A paragem nos treinos, no entanto, deixou mazelas nos atletas, e o Recreio não foi exceção. “Estamos a falar de praticamente um ano sem atividade regular. Os treinadores prepararam muito bem a retoma de competição de modo também a evitar lesões, mas o corpo já não está habituado aos treinos regulares e acaba por haver uma maior propensão a possíveis lesões”, lamenta o clube, que se diz preparado para lidar com esta realidade. “Vai ser difícil, mas toda a estrutura do clube delineou planos para que os atletas possam recuperar o tempo perdido”, começa por referir o RDA. “Há atletas que poderão ter mais dificuldades em atingir os níveis que prometiam, no entanto, vamos trabalhar para que voltem sobretudo a divertir-se a praticar um desporto de que tanto gostam”, continua fonte do clube.
Famílias preocupadas Por trás de cada jovem atleta há uma família a apoiar, e, no contexto pandémico, a preocupação com a saúde dos jogadores é ainda maior. “Os clubes perdem vida sem os jovens jogadores. Ainda assim, havia a preocupação generalizada com a saúde dos atletas e das suas famílias”, revela o RDA, que se regozija com a obrigatoriedade da realização de testes covid antes da retoma, aplicada pela Federação Portuguesa de Futebol, o que os deixa “sempre mais descansados”.
Ainda assim, “paira sempre o receio de um possível contágio nos plantéis e até mesmo de um novo cancelamento dos campeonatos”, reforçando que “a época que passou foi frustrante para os atletas” exatamente devido a essas constantes preocupações.
Vive-se um clima misto entre motivação e ansiedade nos relvados do Recreio Desportivo de Águeda, nestes meses em que os escalões vão lentamente regressando ao ativo. Os jogadores, apesar de ansiosos por voltar à competição, vivem um momento em que, neste caso específico, defende o clube, “o medo acaba por ser bom”. “Algo que nos surpreendeu bastante foi o sentido de responsabilidade sobretudo dos atletas mais novos.

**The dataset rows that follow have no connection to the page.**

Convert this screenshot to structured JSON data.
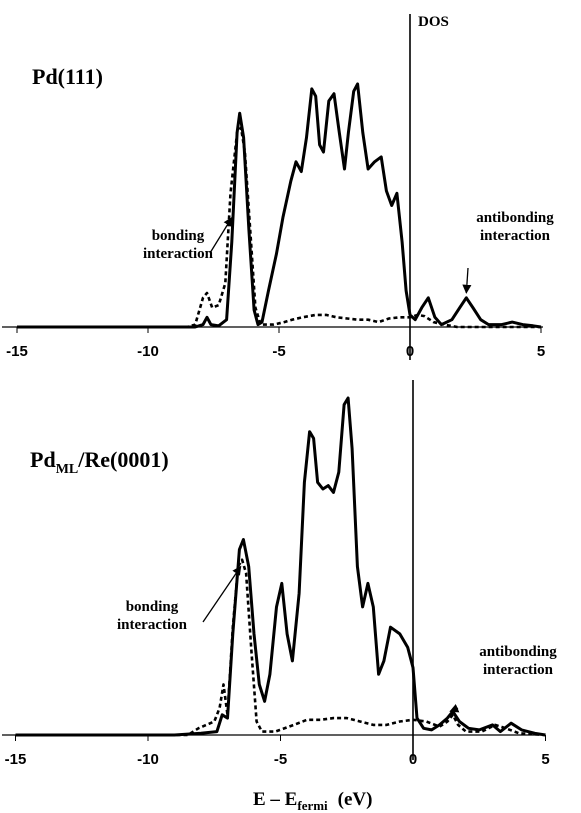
{
  "chart_data": [
    {
      "type": "line",
      "title": "Pd(111)",
      "xlim": [
        -15,
        5
      ],
      "ylim": [
        0,
        1
      ],
      "xticks": [
        "-15",
        "-10",
        "-5",
        "0",
        "5"
      ],
      "vertical_line_label": "DOS",
      "series": [
        {
          "style": "solid",
          "points": [
            [
              -15,
              0
            ],
            [
              -9,
              0
            ],
            [
              -8.2,
              0
            ],
            [
              -7.9,
              0.01
            ],
            [
              -7.75,
              0.04
            ],
            [
              -7.6,
              0.01
            ],
            [
              -7.3,
              0.005
            ],
            [
              -7.0,
              0.03
            ],
            [
              -6.8,
              0.35
            ],
            [
              -6.6,
              0.8
            ],
            [
              -6.5,
              0.88
            ],
            [
              -6.35,
              0.78
            ],
            [
              -6.15,
              0.4
            ],
            [
              -5.95,
              0.07
            ],
            [
              -5.8,
              0.01
            ],
            [
              -5.65,
              0.02
            ],
            [
              -5.4,
              0.15
            ],
            [
              -5.1,
              0.3
            ],
            [
              -4.85,
              0.45
            ],
            [
              -4.55,
              0.6
            ],
            [
              -4.35,
              0.68
            ],
            [
              -4.15,
              0.64
            ],
            [
              -3.95,
              0.78
            ],
            [
              -3.75,
              0.98
            ],
            [
              -3.6,
              0.95
            ],
            [
              -3.45,
              0.75
            ],
            [
              -3.3,
              0.72
            ],
            [
              -3.1,
              0.93
            ],
            [
              -2.9,
              0.96
            ],
            [
              -2.7,
              0.8
            ],
            [
              -2.5,
              0.65
            ],
            [
              -2.35,
              0.8
            ],
            [
              -2.15,
              0.97
            ],
            [
              -2.0,
              1.0
            ],
            [
              -1.8,
              0.8
            ],
            [
              -1.6,
              0.65
            ],
            [
              -1.35,
              0.68
            ],
            [
              -1.1,
              0.7
            ],
            [
              -0.9,
              0.56
            ],
            [
              -0.7,
              0.5
            ],
            [
              -0.5,
              0.55
            ],
            [
              -0.3,
              0.35
            ],
            [
              -0.15,
              0.15
            ],
            [
              0.0,
              0.05
            ],
            [
              0.2,
              0.03
            ],
            [
              0.45,
              0.08
            ],
            [
              0.7,
              0.12
            ],
            [
              0.95,
              0.04
            ],
            [
              1.2,
              0.01
            ],
            [
              1.6,
              0.03
            ],
            [
              1.9,
              0.08
            ],
            [
              2.15,
              0.12
            ],
            [
              2.4,
              0.08
            ],
            [
              2.7,
              0.03
            ],
            [
              3.0,
              0.01
            ],
            [
              3.5,
              0.01
            ],
            [
              3.9,
              0.02
            ],
            [
              4.3,
              0.01
            ],
            [
              4.7,
              0.005
            ],
            [
              5,
              0.0
            ]
          ]
        },
        {
          "style": "dashed",
          "points": [
            [
              -15,
              0
            ],
            [
              -8.5,
              0
            ],
            [
              -8.2,
              0.01
            ],
            [
              -7.9,
              0.12
            ],
            [
              -7.75,
              0.14
            ],
            [
              -7.55,
              0.08
            ],
            [
              -7.3,
              0.09
            ],
            [
              -7.05,
              0.18
            ],
            [
              -6.85,
              0.55
            ],
            [
              -6.6,
              0.8
            ],
            [
              -6.45,
              0.82
            ],
            [
              -6.3,
              0.72
            ],
            [
              -6.1,
              0.4
            ],
            [
              -5.9,
              0.08
            ],
            [
              -5.7,
              0.01
            ],
            [
              -5.2,
              0.01
            ],
            [
              -4.8,
              0.02
            ],
            [
              -4.5,
              0.03
            ],
            [
              -4.1,
              0.04
            ],
            [
              -3.6,
              0.05
            ],
            [
              -3.2,
              0.05
            ],
            [
              -2.8,
              0.04
            ],
            [
              -2.4,
              0.035
            ],
            [
              -2.0,
              0.03
            ],
            [
              -1.6,
              0.03
            ],
            [
              -1.2,
              0.02
            ],
            [
              -0.8,
              0.035
            ],
            [
              -0.4,
              0.04
            ],
            [
              0.0,
              0.04
            ],
            [
              0.3,
              0.05
            ],
            [
              0.55,
              0.045
            ],
            [
              0.9,
              0.02
            ],
            [
              1.3,
              0.01
            ],
            [
              1.8,
              0.0
            ],
            [
              5,
              0
            ]
          ]
        }
      ],
      "annotations": [
        {
          "text": [
            "bonding",
            "interaction"
          ],
          "points_to": [
            -6.8,
            0.45
          ]
        },
        {
          "text": [
            "antibonding",
            "interaction"
          ],
          "points_to": [
            2.15,
            0.14
          ]
        }
      ]
    },
    {
      "type": "line",
      "title_main": "Pd",
      "title_sub": "ML",
      "title_rest": "/Re(0001)",
      "xlim": [
        -15,
        5
      ],
      "ylim": [
        0,
        1
      ],
      "xticks": [
        "-15",
        "-10",
        "-5",
        "0",
        "5"
      ],
      "xlabel_main": "E – E",
      "xlabel_sub": "fermi",
      "xlabel_unit": "(eV)",
      "series": [
        {
          "style": "solid",
          "points": [
            [
              -15,
              0
            ],
            [
              -9,
              0
            ],
            [
              -8,
              0.005
            ],
            [
              -7.4,
              0.01
            ],
            [
              -7.2,
              0.06
            ],
            [
              -7.0,
              0.05
            ],
            [
              -6.8,
              0.3
            ],
            [
              -6.55,
              0.55
            ],
            [
              -6.4,
              0.58
            ],
            [
              -6.2,
              0.5
            ],
            [
              -6.0,
              0.3
            ],
            [
              -5.8,
              0.15
            ],
            [
              -5.6,
              0.1
            ],
            [
              -5.4,
              0.18
            ],
            [
              -5.15,
              0.38
            ],
            [
              -4.95,
              0.45
            ],
            [
              -4.75,
              0.3
            ],
            [
              -4.55,
              0.22
            ],
            [
              -4.3,
              0.42
            ],
            [
              -4.1,
              0.75
            ],
            [
              -3.9,
              0.9
            ],
            [
              -3.75,
              0.88
            ],
            [
              -3.6,
              0.75
            ],
            [
              -3.4,
              0.73
            ],
            [
              -3.2,
              0.74
            ],
            [
              -3.0,
              0.72
            ],
            [
              -2.8,
              0.78
            ],
            [
              -2.6,
              0.98
            ],
            [
              -2.45,
              1.0
            ],
            [
              -2.3,
              0.85
            ],
            [
              -2.1,
              0.5
            ],
            [
              -1.9,
              0.38
            ],
            [
              -1.7,
              0.45
            ],
            [
              -1.5,
              0.38
            ],
            [
              -1.3,
              0.18
            ],
            [
              -1.1,
              0.22
            ],
            [
              -0.85,
              0.32
            ],
            [
              -0.5,
              0.3
            ],
            [
              -0.2,
              0.26
            ],
            [
              0.0,
              0.2
            ],
            [
              0.15,
              0.05
            ],
            [
              0.4,
              0.02
            ],
            [
              0.7,
              0.015
            ],
            [
              1.0,
              0.03
            ],
            [
              1.3,
              0.05
            ],
            [
              1.5,
              0.07
            ],
            [
              1.75,
              0.04
            ],
            [
              2.1,
              0.02
            ],
            [
              2.5,
              0.015
            ],
            [
              3.0,
              0.03
            ],
            [
              3.3,
              0.01
            ],
            [
              3.7,
              0.035
            ],
            [
              4.1,
              0.015
            ],
            [
              4.6,
              0.005
            ],
            [
              5,
              0.0
            ]
          ]
        },
        {
          "style": "dashed",
          "points": [
            [
              -15,
              0
            ],
            [
              -8.5,
              0
            ],
            [
              -8.1,
              0.02
            ],
            [
              -7.8,
              0.03
            ],
            [
              -7.5,
              0.04
            ],
            [
              -7.3,
              0.08
            ],
            [
              -7.15,
              0.15
            ],
            [
              -7.0,
              0.06
            ],
            [
              -6.8,
              0.32
            ],
            [
              -6.6,
              0.5
            ],
            [
              -6.45,
              0.52
            ],
            [
              -6.3,
              0.48
            ],
            [
              -6.1,
              0.25
            ],
            [
              -5.9,
              0.04
            ],
            [
              -5.7,
              0.01
            ],
            [
              -5.2,
              0.01
            ],
            [
              -4.5,
              0.03
            ],
            [
              -4.0,
              0.045
            ],
            [
              -3.5,
              0.045
            ],
            [
              -3.0,
              0.05
            ],
            [
              -2.5,
              0.05
            ],
            [
              -2.0,
              0.04
            ],
            [
              -1.5,
              0.03
            ],
            [
              -1.0,
              0.03
            ],
            [
              -0.5,
              0.04
            ],
            [
              0.0,
              0.045
            ],
            [
              0.5,
              0.04
            ],
            [
              1.0,
              0.025
            ],
            [
              1.3,
              0.04
            ],
            [
              1.5,
              0.06
            ],
            [
              1.7,
              0.03
            ],
            [
              2.0,
              0.01
            ],
            [
              2.6,
              0.01
            ],
            [
              3.1,
              0.03
            ],
            [
              3.5,
              0.02
            ],
            [
              4.0,
              0.005
            ],
            [
              5,
              0
            ]
          ]
        }
      ],
      "annotations": [
        {
          "text": [
            "bonding",
            "interaction"
          ],
          "points_to": [
            -6.5,
            0.5
          ]
        },
        {
          "text": [
            "antibonding",
            "interaction"
          ],
          "points_to": [
            1.4,
            0.07
          ]
        }
      ]
    }
  ]
}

Não querem prejudicar a equipa, as suas famílias e amigos e, por isso, têm muito cuidado, seguindo todas as regras e aconselhamentos das entidades competentes”, revela o RDA, que garante que desde cedo impôs “regras apertadas para evitar a contaminação de todos os agentes desportivos”.
Prováveis desistências Uma das principais consequências da paragem nos treinos das camadas jovens foram as desistências de vários atletas. Agora, com o regresso dos treinos, “ainda é cedo para ter a certeza, mas é difícil não haver algumas desistências”, augura o clube. “Foi uma época e meia praticamente sem competição, quando havia treinos eram muito condicionados, e isso, quer queiramos, quer não, afeta muito a motivação dos atletas no desporto em geral. Haverá alguns que tenham mudado de desporto cujas condicionantes não eram tão acentuadas, como desportos de prática individual, outros que tenham optado por outra atividade não desportiva”.